Obviously, whoever wrote this screenplay was watching a lot of 1980s and '90s action films. Is this a bad thing? No, but maybe they should have been playing more 1980s and '90s video games. Like Street Fighter! (Not for dialogue, necessarily, but at least the movie would appear more accurate.)

4. The Costumes
If you aren't going to dress Chun-Li in her Chinese cocktail dress, or M. Bison in a red uniform and cape, or Charlie in a puffy orange vest, why even call it Street Fighter? Just take your story of a girl out to get revenge on a white guy, throw in some Street Fighter-esque elements and word will spread like wildfire among gamers that you have a movie that feels a lot like Street Fighter. And you certainly won't get the negative feedback you'll get by taking the "Street Fighter" name and not putting the right Street Fighter costumes in. To be fair, we can see they tried: Kreuk wears a blue dress at one point, but it's a shapeless bag with absolutely zero sex appeal, which pretty much defeats the purpose. And Vega wears a silver mask and claws, but he also wears a black sweatsuit that hides his body, where the original Vega liked to put his trademark full-body snake tattoo (and rippling pecs) out on display. And M. Bison wears a business suit. More befitting a gang leader? Yes. Would a cape have helped? Absolutely. The original film was magnificent in its own way because everybody wore their costume -- apparently, in trying to avoid repeating that film's hokey vibe, the producers went in the completely opposite direction.

5. The Director
I know what you're thinking -- how could I possibly have a problem with Andrzej Bartkowiak, the cinematographer responsible for the visual stylings of Jade and Lethal Weapon 4? Granted, his directorial debut Romeo Must Die was better than any hip-hop martial arts flick had any right to be -- hell, even Cradle 2 the Grave had its moments -- but when you're looking for someone to direct a video game movie, you need to either get someone who has done a good job directing video game movies before, or has never tried to do a video game movie.
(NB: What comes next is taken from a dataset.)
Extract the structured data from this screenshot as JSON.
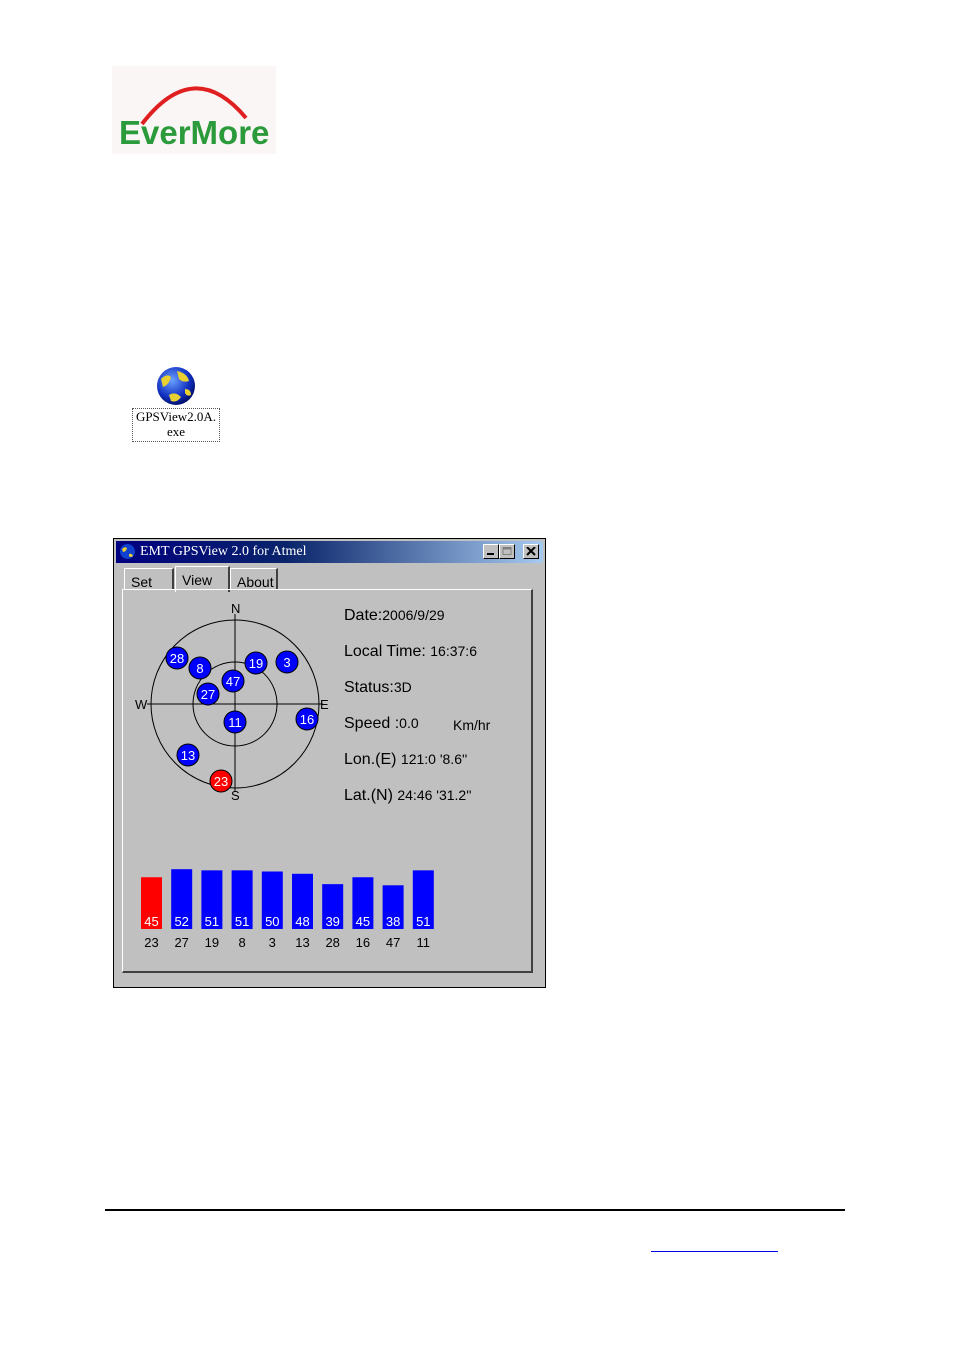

You don't get the guy who made Doom, one of the most high-profile video game movie flops in recent years. Granted, Street Fighter is a martial arts game, and probably has more in common with Romeo Must Die than Doom, but still... Doom!

6. The Superpowers
While Kristin Kreuk appears to have some crazy martial-arts skills in this movie, it looks like she'll have some superpowers, too. In the trailer, we see her trainer Gen spinning a big ball of energy, and at the end she fires something from her hands towards the screen. It looks a hell of a lot like Chun-Li's Kiko-sho, an energy blast she can shoot at her opponents. But where are her two most famously unbelievable martial-arts moves, the rapid-fire Hundred Rending Kicks and the helicopter-like Spinning Bird Kick? They're two of her most distinctive personality traits, given that her personality is that she's a character from a fighting video game, and neither is anywhere to be seen in the trailer. Sad now.

7. The Posters
The teaser poster for the movie was pretty darn boring, since it was just Kristin Kreuk looking sad. It was also pretty misleading -- that Photoshopped-in high collar is meant to be the one from her famous Chinese cocktail dress, which she doesn't appear to wear in the film, and it's obviously there to lull the fans into a false sense of security. The second poster continues the boredom with the silhouettes of two dudes fighting, and a bunch of little faces living inside them. One of the tiny faces is TV star Kristin Kreuk, while another face is Moon Bloodgood and another is Chris frickin' Klein -- way to give equal billing to people no one cares about, guys. The third poster is a bit of an improvement, with Kreuk actually taking a starring role in her own movie, but the sepia tones make it feel like a period piece, possibly called Crouching Street, Hidden Fighter. Still, it beats the Japanese poster, which simply combines all of these elements into one poster, complete with Chun-Li's weirdly baggy blue dress. Sigh.

What do you think? Will you go see Lana Lang as Chun-Li, or are you simply glad she's not on Smallville anymore?